Thales Wireless IoT Modules Flaw Impacts Millions of Devices

The discovery of a security flaw IoT device components could allow cybercriminals to illegally obtain valuable private data or use the devices in further cyberattacks.

More than 30,000 businesses use Thales components in products that perform a number of different functions in sectors including energy, telecommunications, and healthcare.

The flaw is present in the Cinterion EHS8 M2M module, along with a number of other components  in the same line (BGS5, EHS5/6/8, PDS5/6/8, ELS61, ELS81, PLS62). The embedded modules supply processing power and permit devices to send and receive data across wireless mobile connections. The module is also deployed as a digital secure repository for sensitive information such as passwords, details and operational code. The flaw would permit allow a hacker to obtain access to the interior of that particular repository.

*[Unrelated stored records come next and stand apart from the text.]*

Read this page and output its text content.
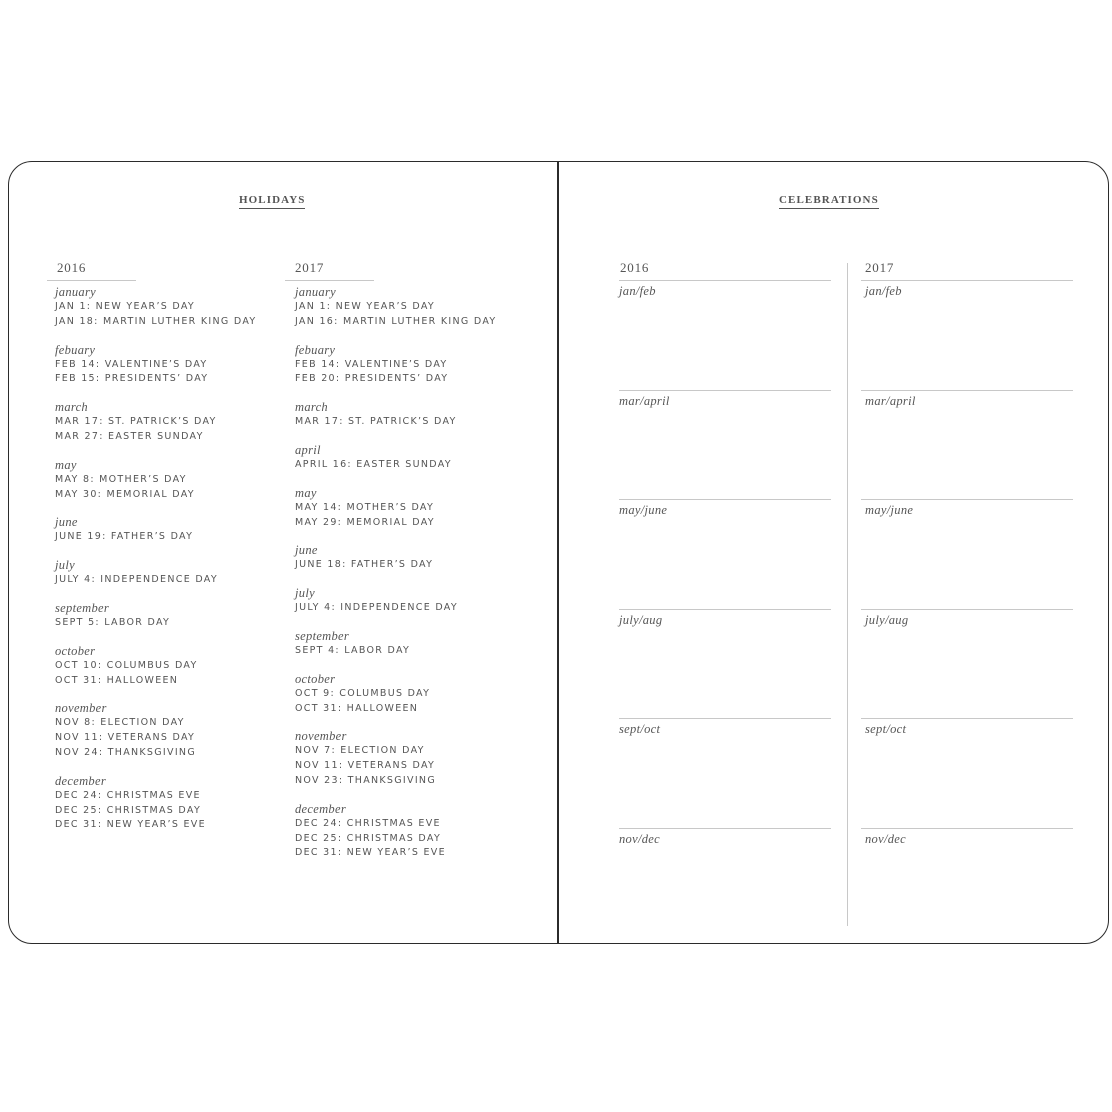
HOLIDAYS
2016	2017
january
JAN 1: NEW YEAR’S DAY
JAN 18: MARTIN LUTHER KING DAY
febuary
FEB 14: VALENTINE’S DAY
FEB 15: PRESIDENTS’ DAY
march
MAR 17: ST. PATRICK’S DAY
MAR 27: EASTER SUNDAY
may
MAY 8: MOTHER’S DAY
MAY 30: MEMORIAL DAY
june
JUNE 19: FATHER’S DAY
july
JULY 4: INDEPENDENCE DAY
september
SEPT 5: LABOR DAY
october
OCT 10: COLUMBUS DAY
OCT 31: HALLOWEEN
november
NOV 8: ELECTION DAY
NOV 11: VETERANS DAY
NOV 24: THANKSGIVING
december
DEC 24: CHRISTMAS EVE
DEC 25: CHRISTMAS DAY
DEC 31: NEW YEAR’S EVE
january
JAN 1: NEW YEAR’S DAY
JAN 16: MARTIN LUTHER KING DAY
febuary
FEB 14: VALENTINE’S DAY
FEB 20: PRESIDENTS’ DAY
march
MAR 17: ST. PATRICK’S DAY
april
APRIL 16: EASTER SUNDAY
may
MAY 14: MOTHER’S DAY
MAY 29: MEMORIAL DAY
june
JUNE 18: FATHER’S DAY
july
JULY 4: INDEPENDENCE DAY
september
SEPT 4: LABOR DAY
october
OCT 9: COLUMBUS DAY
OCT 31: HALLOWEEN
november
NOV 7: ELECTION DAY
NOV 11: VETERANS DAY
NOV 23: THANKSGIVING
december
DEC 24: CHRISTMAS EVE
DEC 25: CHRISTMAS DAY
DEC 31: NEW YEAR’S EVE
CELEBRATIONS
2016	2017
jan/feb	jan/feb
mar/april	mar/april
may/june	may/june
july/aug	july/aug
sept/oct	sept/oct
nov/dec	nov/dec
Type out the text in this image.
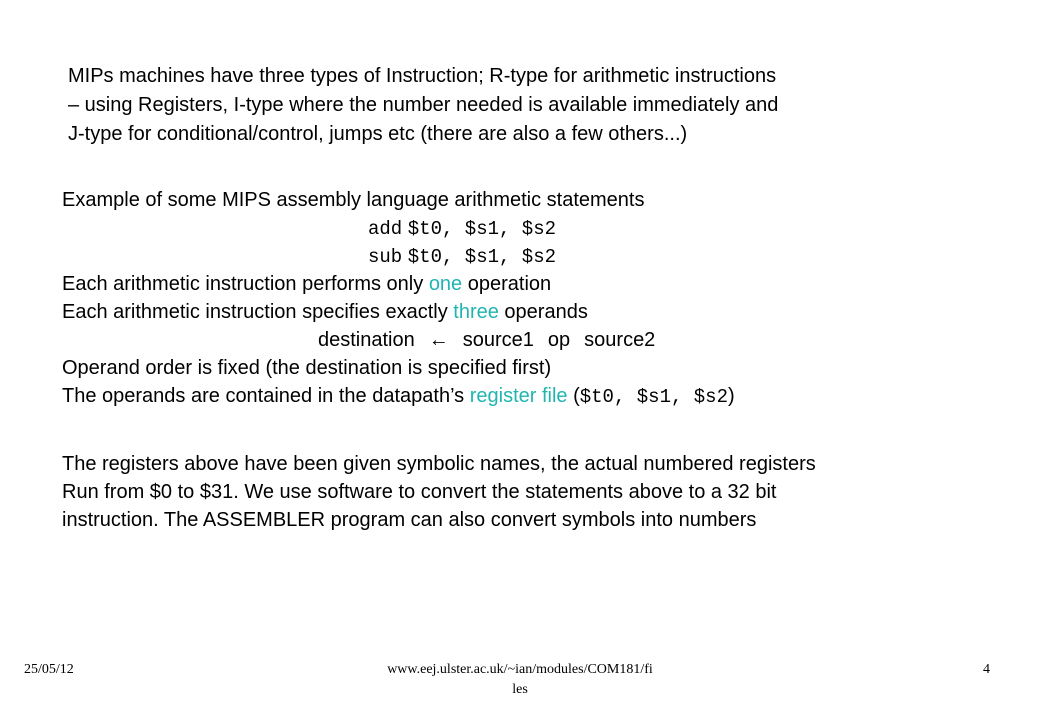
MIPs machines have three types of Instruction; R-type for arithmetic instructions
– using Registers, I-type where the number needed is available immediately and
J-type for conditional/control, jumps etc (there are also a few others...)
Example of some MIPS assembly language arithmetic statements
add $t0, $s1, $s2
sub $t0, $s1, $s2
Each arithmetic instruction performs only one operation
Each arithmetic instruction specifies exactly three operands
destination ← source1 op source2
Operand order is fixed (the destination is specified first)
The operands are contained in the datapath’s register file ($t0, $s1, $s2)
The registers above have been given symbolic names, the actual numbered registers
Run from $0 to $31. We use software to convert the statements above to a 32 bit
instruction. The ASSEMBLER program can also convert symbols into numbers
25/05/12	www.eej.ulster.ac.uk/~ian/modules/COM181/fi
les
4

X-Force Red security experts found a way of getting around security in place to keep code and files safe in the EHS8 module.

They said: “[The modules] store and run Java code, often containing confidential information like passwords, encryption keys and certificates,” said Adam Laurie, of IBM’s X-Force Threat Intelligence team. This vulnerability could enable attackers to compromise millions of devices and access the networks or VPNs supporting those devices by pivoting onto the provider’s backend network. In turn, intellectual property, credentials, passwords and encryption keys could all be readily available to an attacker,” explained the researchers in a recent blog post. “Using information stolen from the modules, malicious actors can potentially control a device or gain access to the central control network to conduct widespread attacks – even remotely via 3G in some cases.”

Readings could be changed in medical devices by targeting the vulnerability. This would lead to false alerts being issued or critical changes being made in relation to a patient’s vital signs.

The experts also said that the flaw could be exploited in smart meters used by energy businesses to falsely record energy usage. This would leads to a rise and fall in bills, but if sufficient numbers of devices were attacked and managed by a hacker, it could cause damage to the grid and lead to blackouts.

The CVE-2020-15858 vulnerability was first recorded during September 2019 and Thales was immediately made aware of it. Thales has been assisting the IBM X Force Red team to create, review, and share a patch. This patch was made available during February 2020 and Thales has been working hard to make sure its clients know about the patch and then update it quickly, idf they have not already done so. The patching process is much more cumbersome for devices used in highly regulated industry sectors.